The Arg13 was predicted to provide an anchor to the cell surface of the bacterium (20). The cell surfaces of bacteria are generally negatively charged, and this is believed to be important for attracting the cationic type A lanthipeptides. The three-dimensional structure of mutacin 1140 places the charged amino terminal, Lys2 side chain, and Arg13 side chain along a common plane (20), and this charge distribution was predicted to be important for promoting the proper orientation of mutacin 1140 in the lipid bilayer (20). Even though the replacement of the positive charge with a negative charge was tolerated and resulted in a mutant with increased activity, this prediction may still be accurate, given that the charge of the aspartic acid may still bind to a cationic lipid. Future substitution experiments for lysine in position 2 would be interesting to determine whether the positive charge is critical for mutacin 1140 function. Mutacin 1140 has demonstrated resistance to trypsin cleavage (21, 22). Nevertheless, the incorporation of an aspartic acid at this position may afford some additional protection against proteases. In addition, this mutation introduces a carboxyl group into the peptide which would enable labeling procedures to facilitate fluorescence microscopy studies, as described for nisin (10, 11, 13). It is noteworthy that replacement of arginine (AGA/AGG/CGT/CGC/CGA/CGG) with aspartic acid (GAT/GAC) is unlikely to occur in nature. The complete loss of activity of the double mutant Trp4Ala Arg13Asp was surprising given that each of these mutants contributed to the largest increase in bioactivity.

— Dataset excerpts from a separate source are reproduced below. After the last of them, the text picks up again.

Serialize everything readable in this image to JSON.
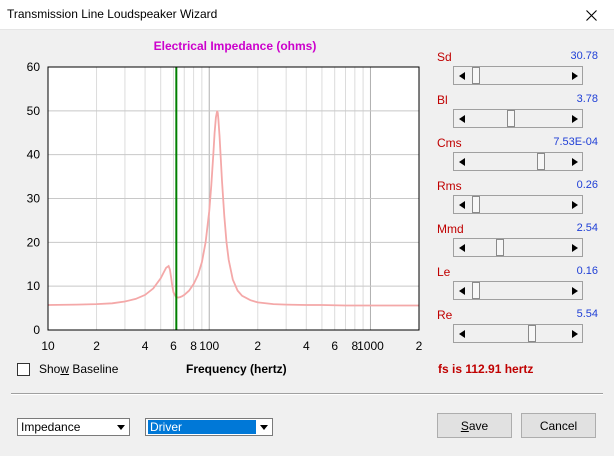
{
  "window": {
    "title": "Transmission Line Loudspeaker Wizard"
  },
  "chart_data": {
    "type": "line",
    "title": "Electrical Impedance (ohms)",
    "xlabel": "Frequency (hertz)",
    "ylabel": "",
    "x_scale": "log",
    "xlim": [
      10,
      2000
    ],
    "ylim": [
      0,
      60
    ],
    "y_ticks": [
      0,
      10,
      20,
      30,
      40,
      50,
      60
    ],
    "x_tick_labels": [
      {
        "x": 10,
        "label": "10"
      },
      {
        "x": 20,
        "label": "2"
      },
      {
        "x": 40,
        "label": "4"
      },
      {
        "x": 60,
        "label": "6"
      },
      {
        "x": 80,
        "label": "8"
      },
      {
        "x": 100,
        "label": "100"
      },
      {
        "x": 200,
        "label": "2"
      },
      {
        "x": 400,
        "label": "4"
      },
      {
        "x": 600,
        "label": "6"
      },
      {
        "x": 800,
        "label": "8"
      },
      {
        "x": 1000,
        "label": "1000"
      },
      {
        "x": 2000,
        "label": "2"
      }
    ],
    "grid": true,
    "marker_line": {
      "x": 62.5,
      "color": "#008000"
    },
    "series": [
      {
        "color": "#f4a8a8",
        "x": [
          10,
          15,
          20,
          25,
          30,
          35,
          40,
          45,
          50,
          52,
          54,
          56,
          57,
          58,
          59,
          60,
          62,
          64,
          66,
          68,
          70,
          75,
          80,
          85,
          90,
          95,
          100,
          103,
          106,
          108,
          110,
          112,
          113,
          114,
          116,
          118,
          120,
          124,
          128,
          132,
          140,
          150,
          160,
          180,
          200,
          250,
          300,
          400,
          500,
          700,
          1000,
          1500,
          2000
        ],
        "y": [
          5.7,
          5.8,
          5.9,
          6.1,
          6.5,
          7.1,
          8.0,
          9.5,
          11.8,
          13.0,
          14.2,
          14.6,
          13.8,
          12.0,
          10.0,
          8.6,
          7.6,
          7.4,
          7.5,
          7.7,
          8.0,
          9.0,
          10.5,
          12.5,
          15.5,
          20.0,
          27.0,
          33.0,
          40.0,
          45.0,
          48.5,
          50.0,
          49.5,
          48.0,
          44.0,
          39.0,
          34.0,
          26.0,
          20.0,
          16.0,
          11.5,
          9.0,
          7.8,
          6.8,
          6.3,
          5.9,
          5.8,
          5.7,
          5.7,
          5.6,
          5.6,
          5.6,
          5.6
        ]
      }
    ]
  },
  "params": [
    {
      "label": "Sd",
      "value": "30.78",
      "position": 0.03
    },
    {
      "label": "Bl",
      "value": "3.78",
      "position": 0.42
    },
    {
      "label": "Cms",
      "value": "7.53E-04",
      "position": 0.76
    },
    {
      "label": "Rms",
      "value": "0.26",
      "position": 0.03
    },
    {
      "label": "Mmd",
      "value": "2.54",
      "position": 0.3
    },
    {
      "label": "Le",
      "value": "0.16",
      "position": 0.03
    },
    {
      "label": "Re",
      "value": "5.54",
      "position": 0.66
    }
  ],
  "baseline": {
    "label": "Show Baseline",
    "checked": false
  },
  "frequency_label": "Frequency (hertz)",
  "fs_text": "fs is 112.91 hertz",
  "type_select": {
    "value": "Impedance"
  },
  "source_select": {
    "value": "Driver"
  },
  "buttons": {
    "save": "Save",
    "cancel": "Cancel"
  },
  "colors": {
    "title": "#cc00cc",
    "param_label": "#c00000",
    "param_value": "#1f3fd6",
    "fs": "#c00000",
    "selection": "#0078d7"
  },
  "icons": {
    "close": "close-icon",
    "scroll_left": "arrow-left-icon",
    "scroll_right": "arrow-right-icon",
    "dropdown": "chevron-down-icon"
  }
}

Presumably, the loss in activity can be attributed to the bacterium's inability to synthesize the product and not to a loss in activity of the modified lanthipeptide. If the modified lanthipeptide is produced and has no bioactivity, this would suggest that the two distant regions are important for coordinating the bioactivity. Synthetic synthesis of this mutant should provide an answer to this question.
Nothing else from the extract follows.